RECOMMENDATION 33: The TPS create a formal statement on psychological wellness for TPS members. This statement should:

  1. acknowledge the stresses and mental health risks that members face in the course of the performance of their duties;
  2. confirm the Service’s commitment to providing support for members’ psychological wellness;
  3. emphasize the importance of members attending to their mental health needs;
  4. emphasize the importance of members monitoring the mental health of their colleagues, and assisting colleagues to address mental health concerns;
  5. emphasize the role of supervisory officers in monitoring the mental health of those under their command, and in intervening to assist where appropriate;
  6. set out the psychological wellness resources available to members of the Service; and
  7. be accessible online and used in training at all levels of the Service.

RECOMMENDATION 34: The TPS consider whether to establish a comprehensive psychological health and safety management system for the Service.

RECOMMENDATION 35: The TPS provide a mandatory annual wellness visit with a TPS psychologist for all officers within their first two years of service.

RECOMMENDATION 36: The TPS consider providing less frequent periodic mandatory wellness visits with a TPS psychologist or other counsellor for all police officers, or, if it is not immediately possible to provide wellness visits to all officers, for any officer who works as a first responder, coach officer, or supervisory officer. The TPS should also encourage all officers to seek counselling voluntarily.

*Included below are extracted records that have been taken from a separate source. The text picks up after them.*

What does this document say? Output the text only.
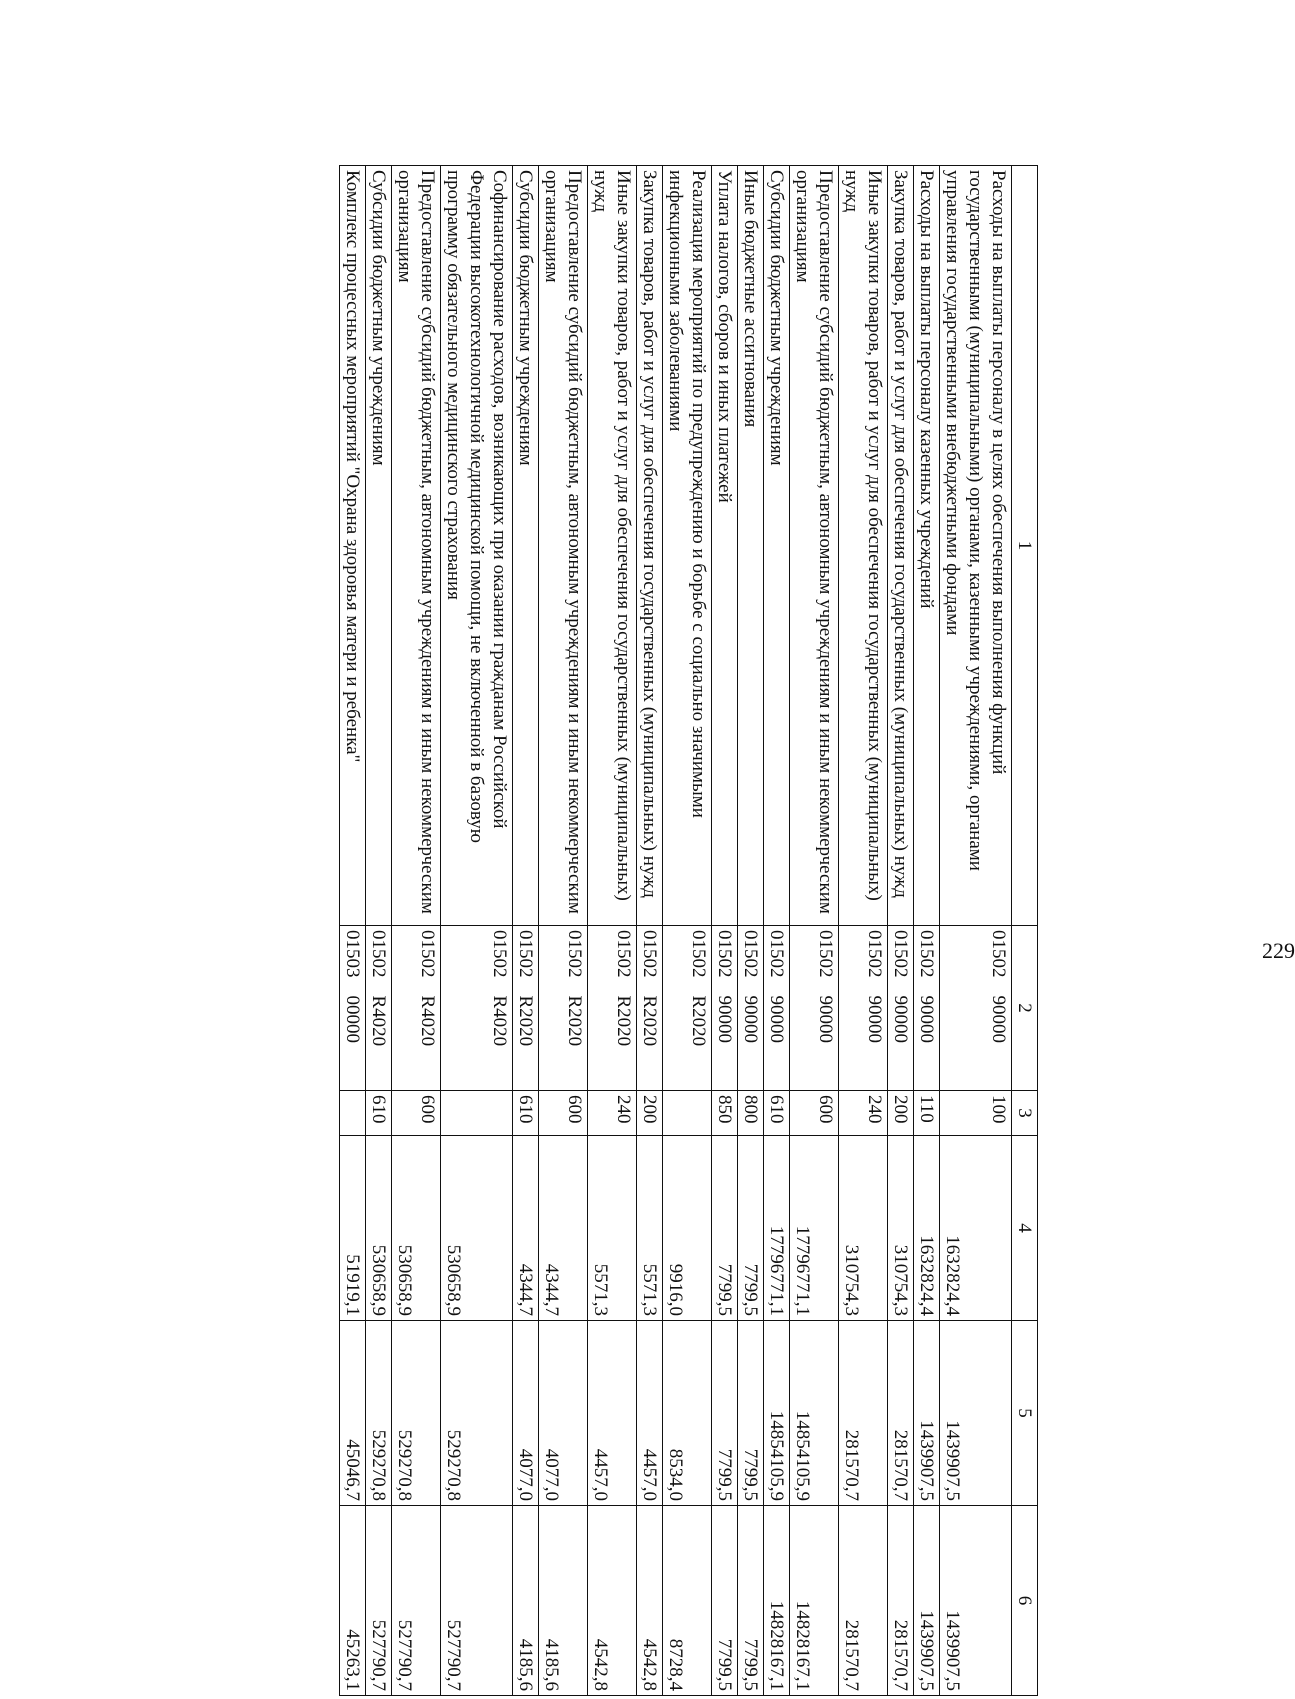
229
1	2	3	4	5	6
Расходы на выплаты персоналу в целях обеспечения выполнения функций государственными (муниципальными) органами, казенными учреждениями, органами управления государственными внебюджетными фондами	0150290000	100	1632824,4	1439907,5	1439907,5
Расходы на выплаты персоналу казенных учреждений	0150290000	110	1632824,4	1439907,5	1439907,5
Закупка товаров, работ и услуг для обеспечения государственных (муниципальных) нужд	0150290000	200	310754,3	281570,7	281570,7
Иные закупки товаров, работ и услуг для обеспечения государственных (муниципальных) нужд	0150290000	240	310754,3	281570,7	281570,7
Предоставление субсидий бюджетным, автономным учреждениям и иным некоммерческим организациям	0150290000	600	17796771,1	14854105,9	14828167,1
Субсидии бюджетным учреждениям	0150290000	610	17796771,1	14854105,9	14828167,1
Иные бюджетные ассигнования	0150290000	800	7799,5	7799,5	7799,5
Уплата налогов, сборов и иных платежей	0150290000	850	7799,5	7799,5	7799,5
Реализация мероприятий по предупреждению и борьбе с социально значимыми инфекционными заболеваниями	01502R2020		9916,0	8534,0	8728,4
Закупка товаров, работ и услуг для обеспечения государственных (муниципальных) нужд	01502R2020	200	5571,3	4457,0	4542,8
Иные закупки товаров, работ и услуг для обеспечения государственных (муниципальных) нужд	01502R2020	240	5571,3	4457,0	4542,8
Предоставление субсидий бюджетным, автономным учреждениям и иным некоммерческим организациям	01502R2020	600	4344,7	4077,0	4185,6
Субсидии бюджетным учреждениям	01502R2020	610	4344,7	4077,0	4185,6
Софинансирование расходов, возникающих при оказании гражданам Российской Федерации высокотехнологичной медицинской помощи, не включенной в базовую программу обязательного медицинского страхования	01502R4020		530658,9	529270,8	527790,7
Предоставление субсидий бюджетным, автономным учреждениям и иным некоммерческим организациям	01502R4020	600	530658,9	529270,8	527790,7
Субсидии бюджетным учреждениям	01502R4020	610	530658,9	529270,8	527790,7
Комплекс процессных мероприятий "Охрана здоровья матери и ребенка"	0150300000		51919,1	45046,7	45263,1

RECOMMENDATION 37: The TPS promote a greater understanding of the role and availability of the TPS psychologists, the EFAP and peer support groups as confidential resources that officers are encouraged to make use of to help them stay mentally healthy.

RECOMMENDATION 38: The TPS consider whether it would be helpful to establish an Internal Support Network for people who have experienced a shooting or other traumatic incident, or more generally to help officers with work-related psychological stresses.

RECOMMENDATION 39: The TPS consider creating a new procedure, substantially modelled after Procedure 08-05 “Substance Abuse,” to address members’ mental health, and specifically to require officers in supervisory roles to monitor for mental health concerns of TPS members under their command, in order to identify means of providing help for mental health issues before a fitness for duty issue arises.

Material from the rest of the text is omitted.